Running through those first three songs can still make jaws drop to this day but, of course, the A-side of Raising Hell is still far from done. Track four is the honest and true showstopper: Run-D.M.C.’s cover of “Walk This Way” by Aerosmith. Now, in the thirty years previous to this point, lots of great stories have been told about the making of this song – how Run-D.M.C. had been playing around with it for a while and had actually thought the name of the band who made the song was Toys In The Attic but it was Rick Rubin who really pushed the group to do it because he heard “crossover appeal” in it, how Steven Tyler and Joe Perry hadn’t exactly understood how it was supposed to work and had asked who was going to do the bass line and drums when they arrived at the studio to re-record some of their parts – but all of that falls away and/or is made perfectly irrelevant by the performance of the song here.
To this day, hip hop’s first cover tune sounds incredible – particularly on this reissue, where it’s more likely to hear it as perfectly virgin (read: no pops, no dust, no scratches, no nothing). Both Run and McDaniels sound hard and full of pomp as they knock the lines from a modern standard back and forth between them, backed by Steven Tyler (who sounds like he’s yowling just to be remembered on his own song) and Joe Perry (who’s guitar solo sounds confused and aimless, but not bad). Simply said, for its moment and for all time, this performance remains phenomenal and, just as it always did, it really does stop the show.

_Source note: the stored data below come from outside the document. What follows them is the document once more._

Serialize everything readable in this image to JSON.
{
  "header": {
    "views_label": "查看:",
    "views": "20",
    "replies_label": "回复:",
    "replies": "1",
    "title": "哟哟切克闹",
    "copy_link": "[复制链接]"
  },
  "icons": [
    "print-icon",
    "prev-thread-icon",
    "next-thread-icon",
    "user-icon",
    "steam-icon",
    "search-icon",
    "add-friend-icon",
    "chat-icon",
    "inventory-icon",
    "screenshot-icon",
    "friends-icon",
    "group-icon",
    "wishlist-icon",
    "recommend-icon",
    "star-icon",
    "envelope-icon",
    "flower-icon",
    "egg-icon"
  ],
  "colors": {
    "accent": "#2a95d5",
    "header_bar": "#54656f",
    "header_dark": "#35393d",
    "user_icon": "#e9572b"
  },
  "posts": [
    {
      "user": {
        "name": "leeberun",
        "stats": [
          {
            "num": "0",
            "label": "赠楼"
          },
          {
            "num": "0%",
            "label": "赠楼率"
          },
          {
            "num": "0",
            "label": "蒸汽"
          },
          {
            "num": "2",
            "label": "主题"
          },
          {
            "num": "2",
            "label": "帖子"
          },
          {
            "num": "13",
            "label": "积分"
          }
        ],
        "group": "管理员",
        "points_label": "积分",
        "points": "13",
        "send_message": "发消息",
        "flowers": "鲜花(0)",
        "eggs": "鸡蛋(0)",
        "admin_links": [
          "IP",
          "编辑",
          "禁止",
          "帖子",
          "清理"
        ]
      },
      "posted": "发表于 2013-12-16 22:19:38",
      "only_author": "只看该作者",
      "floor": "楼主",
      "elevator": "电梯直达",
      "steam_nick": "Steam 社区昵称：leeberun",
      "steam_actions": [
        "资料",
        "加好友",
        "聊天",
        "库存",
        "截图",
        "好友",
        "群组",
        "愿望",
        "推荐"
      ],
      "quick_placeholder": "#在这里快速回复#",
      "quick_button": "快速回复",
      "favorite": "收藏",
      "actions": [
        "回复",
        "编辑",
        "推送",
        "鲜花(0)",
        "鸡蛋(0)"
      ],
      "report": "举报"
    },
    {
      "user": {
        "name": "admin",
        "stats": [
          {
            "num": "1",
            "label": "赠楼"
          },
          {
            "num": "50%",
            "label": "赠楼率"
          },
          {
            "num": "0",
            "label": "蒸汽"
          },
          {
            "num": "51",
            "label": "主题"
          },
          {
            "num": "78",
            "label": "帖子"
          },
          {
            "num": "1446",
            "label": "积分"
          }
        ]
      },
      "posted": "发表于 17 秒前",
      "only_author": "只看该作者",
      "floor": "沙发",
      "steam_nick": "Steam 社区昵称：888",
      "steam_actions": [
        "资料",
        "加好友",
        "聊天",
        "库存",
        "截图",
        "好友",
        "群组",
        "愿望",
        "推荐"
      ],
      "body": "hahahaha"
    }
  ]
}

To this day and on this new pressing, both “Is It Live” and (the far more meandering-in-tone) “Perfection” really prove that “Walk This Way” should have been the final song on this side because both of the songs after it are regarded as deep cuts at best (for those who really know the album well) and well-kept secrets for all the rest. In the end, the A-side sounds fantastic for the singles, and the other cuts are just there.
The B-side suffers from the same problem as its counterpart, to a certain degree, although there are far fewer songs which might be mistaken for singles. Simply put, the A-side has all the sparkle on the album and the B-side has a whole lot of filler. Songs like “You Be Illin’” (a song warning about the problems of alcohol, drugs and excess – delivered at a snail’s pace), “Dumb Girl” (self-explanatory) and “Proud To Be Black” (same) all sort of waffle under the weight of Run-D.M.C. trying to insert some social conscience into their music in a way that hip hop had not yet reached. In 1986, the music was still reveling in its “big new thing” status, and most of North America hadn’t quite reached a conclusion yet – so, while not bad, all of these tracks are a little too far ahead of their time.
Even with that said though, nothing can take away from Raising Hell‘s importance in both the context of hip hop as well as that of pop – and the singles remain some of the finest fare in music history, regardless of genre. For those reasons, this new picture disc reissue is a valid and exciting reissue in addition to being a pretty kick-ass collectible. Trying to find an original-press copy of this album which hasn’t been marked scratched and worn to hell is likely a complete impossibility – but this new picture disc (which is pressed into a weighty 150 gram platter) is definitely an obvious “next best” alternative.